While 2015's Grammy-winning Dale was Pitbull's Spanish-language salute to the Caribbean, Climate Change is a rollicking thesis on anglophone pop, bolstered by a multi-generational cast of all-stars, from Joe Perry to J. Lo. Recorded "on the run, around the world, in hotels, boats, et cetera," Mr. Worldwide's latest samples the hottest sounds in contemporary radio with ample nods to the Eighties: Kiesza rocks her best Pat Benetar impression on the title track, while Enrique Iglesias coyly pays respects to REO Speedwagon in "Messin' Around."
Weir hasn't released a true solo album since 1978, but jamming with the National (who recently released an extensive Grateful Dead tribute album) at Weir's TRI Studios made him want to give his solo career another shot. Members of the National back him on Blue Mountain, which revisits his obsession with cowboys (evident in classics like "Mexicali Blues"). Highlights on the album, co-written with Josh Ritter, include "Ki-Yi Bossie," a campfire singalong with Ramblin' Jack Elliott. Weir, 68, impressed the younger musicians with his energy, especially when he brought a sledgehammer to the studio to lift between takes. Says the National's Scott Devendorf, "He was showing us how to work out!"

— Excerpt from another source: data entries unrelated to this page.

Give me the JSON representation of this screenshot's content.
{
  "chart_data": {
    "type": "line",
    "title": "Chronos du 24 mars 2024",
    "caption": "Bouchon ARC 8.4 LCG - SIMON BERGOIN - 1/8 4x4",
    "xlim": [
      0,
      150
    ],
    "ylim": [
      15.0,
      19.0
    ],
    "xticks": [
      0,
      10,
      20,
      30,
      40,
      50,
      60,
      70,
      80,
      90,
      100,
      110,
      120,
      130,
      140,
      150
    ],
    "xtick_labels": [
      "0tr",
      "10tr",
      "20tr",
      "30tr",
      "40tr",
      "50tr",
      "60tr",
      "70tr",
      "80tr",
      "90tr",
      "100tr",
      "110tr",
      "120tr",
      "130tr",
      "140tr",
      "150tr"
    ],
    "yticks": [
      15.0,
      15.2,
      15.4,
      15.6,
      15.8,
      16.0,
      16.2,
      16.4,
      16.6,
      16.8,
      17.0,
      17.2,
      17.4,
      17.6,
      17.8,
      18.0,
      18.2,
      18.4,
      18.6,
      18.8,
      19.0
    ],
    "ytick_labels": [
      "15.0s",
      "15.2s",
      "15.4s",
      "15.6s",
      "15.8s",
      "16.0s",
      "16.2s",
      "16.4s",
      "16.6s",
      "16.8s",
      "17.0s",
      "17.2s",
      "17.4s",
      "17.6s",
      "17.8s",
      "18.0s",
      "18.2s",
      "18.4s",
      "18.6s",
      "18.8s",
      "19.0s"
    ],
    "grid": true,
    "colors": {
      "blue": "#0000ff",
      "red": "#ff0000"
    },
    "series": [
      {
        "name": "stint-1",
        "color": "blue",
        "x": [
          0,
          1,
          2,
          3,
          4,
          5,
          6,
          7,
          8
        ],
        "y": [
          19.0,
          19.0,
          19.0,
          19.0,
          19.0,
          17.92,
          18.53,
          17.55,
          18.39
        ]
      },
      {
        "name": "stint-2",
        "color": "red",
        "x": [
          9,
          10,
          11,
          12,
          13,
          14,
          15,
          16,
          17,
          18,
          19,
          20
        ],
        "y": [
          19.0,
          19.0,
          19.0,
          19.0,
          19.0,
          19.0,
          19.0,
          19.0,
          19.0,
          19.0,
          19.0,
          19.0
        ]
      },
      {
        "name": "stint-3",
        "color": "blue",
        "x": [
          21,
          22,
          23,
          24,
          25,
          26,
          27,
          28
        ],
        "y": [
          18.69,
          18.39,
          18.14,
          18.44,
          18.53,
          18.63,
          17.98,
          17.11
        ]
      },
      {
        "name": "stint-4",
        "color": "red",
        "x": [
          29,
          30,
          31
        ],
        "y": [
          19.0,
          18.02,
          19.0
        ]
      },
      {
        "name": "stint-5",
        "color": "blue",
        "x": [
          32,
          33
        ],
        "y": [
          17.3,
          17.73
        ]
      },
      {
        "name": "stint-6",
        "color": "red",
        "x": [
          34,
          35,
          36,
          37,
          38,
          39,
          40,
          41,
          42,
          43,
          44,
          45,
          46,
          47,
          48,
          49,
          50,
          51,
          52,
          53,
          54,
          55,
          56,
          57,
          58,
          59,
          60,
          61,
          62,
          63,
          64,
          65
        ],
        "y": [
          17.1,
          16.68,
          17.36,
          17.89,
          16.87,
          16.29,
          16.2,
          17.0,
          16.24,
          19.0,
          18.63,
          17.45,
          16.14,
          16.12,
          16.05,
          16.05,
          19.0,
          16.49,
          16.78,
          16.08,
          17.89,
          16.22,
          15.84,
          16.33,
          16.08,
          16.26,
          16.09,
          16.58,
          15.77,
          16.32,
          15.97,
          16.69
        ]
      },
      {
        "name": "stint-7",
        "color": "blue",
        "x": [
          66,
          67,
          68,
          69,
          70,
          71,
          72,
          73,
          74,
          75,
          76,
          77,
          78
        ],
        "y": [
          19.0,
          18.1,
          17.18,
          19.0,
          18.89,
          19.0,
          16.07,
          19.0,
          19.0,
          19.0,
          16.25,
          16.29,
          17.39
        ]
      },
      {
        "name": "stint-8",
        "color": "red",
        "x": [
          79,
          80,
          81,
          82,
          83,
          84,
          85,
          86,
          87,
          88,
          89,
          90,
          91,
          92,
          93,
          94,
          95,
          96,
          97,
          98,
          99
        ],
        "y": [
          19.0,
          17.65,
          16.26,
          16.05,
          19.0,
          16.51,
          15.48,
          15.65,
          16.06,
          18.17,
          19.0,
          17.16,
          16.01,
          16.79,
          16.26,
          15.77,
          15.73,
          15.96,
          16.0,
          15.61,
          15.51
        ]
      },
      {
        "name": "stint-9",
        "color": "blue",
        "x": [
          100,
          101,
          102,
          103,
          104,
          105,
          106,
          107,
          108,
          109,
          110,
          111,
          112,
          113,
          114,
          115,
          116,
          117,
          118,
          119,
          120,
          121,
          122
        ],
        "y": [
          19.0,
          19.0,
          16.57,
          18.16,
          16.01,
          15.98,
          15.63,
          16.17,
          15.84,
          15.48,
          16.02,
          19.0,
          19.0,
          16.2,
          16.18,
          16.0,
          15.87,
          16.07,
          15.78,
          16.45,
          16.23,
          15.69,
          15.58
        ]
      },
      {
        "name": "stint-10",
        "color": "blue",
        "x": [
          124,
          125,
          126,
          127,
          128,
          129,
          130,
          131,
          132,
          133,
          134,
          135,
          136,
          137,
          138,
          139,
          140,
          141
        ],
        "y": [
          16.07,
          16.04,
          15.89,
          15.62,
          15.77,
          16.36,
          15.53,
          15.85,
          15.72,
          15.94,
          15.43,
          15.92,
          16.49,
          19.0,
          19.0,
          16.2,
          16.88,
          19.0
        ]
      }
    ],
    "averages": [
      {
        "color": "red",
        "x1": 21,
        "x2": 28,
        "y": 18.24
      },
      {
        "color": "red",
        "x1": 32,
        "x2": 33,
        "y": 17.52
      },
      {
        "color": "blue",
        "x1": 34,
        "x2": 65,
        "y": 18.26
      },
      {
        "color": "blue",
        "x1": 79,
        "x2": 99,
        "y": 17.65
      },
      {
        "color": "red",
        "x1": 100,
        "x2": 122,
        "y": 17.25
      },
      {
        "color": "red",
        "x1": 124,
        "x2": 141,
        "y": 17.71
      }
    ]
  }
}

Before forming the E Street Band, Springsteen ruled Jersey bars with the Castiles, Steel Mill and the Bruce Springsteen Band. Five never-released songs by those bands will appear on the "audio companion" to Springsteen's upcoming memoir, Born to Run. The highlight: the Castiles' "Baby I," a jangly garage-rock kiss-off howled by a 16-year-old Springsteen, who was already showing he had wit to spare ("I got someone new/Someone better than you," he shouts). The set also includes 13 other songs, from a 1972 demo of "Growin' Up" to 2012's "Wrecking Ball."
Four years after Green Day's wildly ambitious ¡Uno!, ¡Dos! and ¡Tré! album trilogy, the pop-punk superstars have scaled things back with a 12-song collection that spotlights a nation in turmoil. Lead single "Bang Bang" is written from the perspective of a mass shooter, while the title track was inspired by Black Lives Matters protest marches. The album wraps up with the gentle "Ordinary World." "After all of the chaos that's on the album, whether it's pop culture or whatever new apps we're using, everything gets so complicated and at some point you want something simple," says Armstrong. "That's sort of what 'Ordinary World' is about."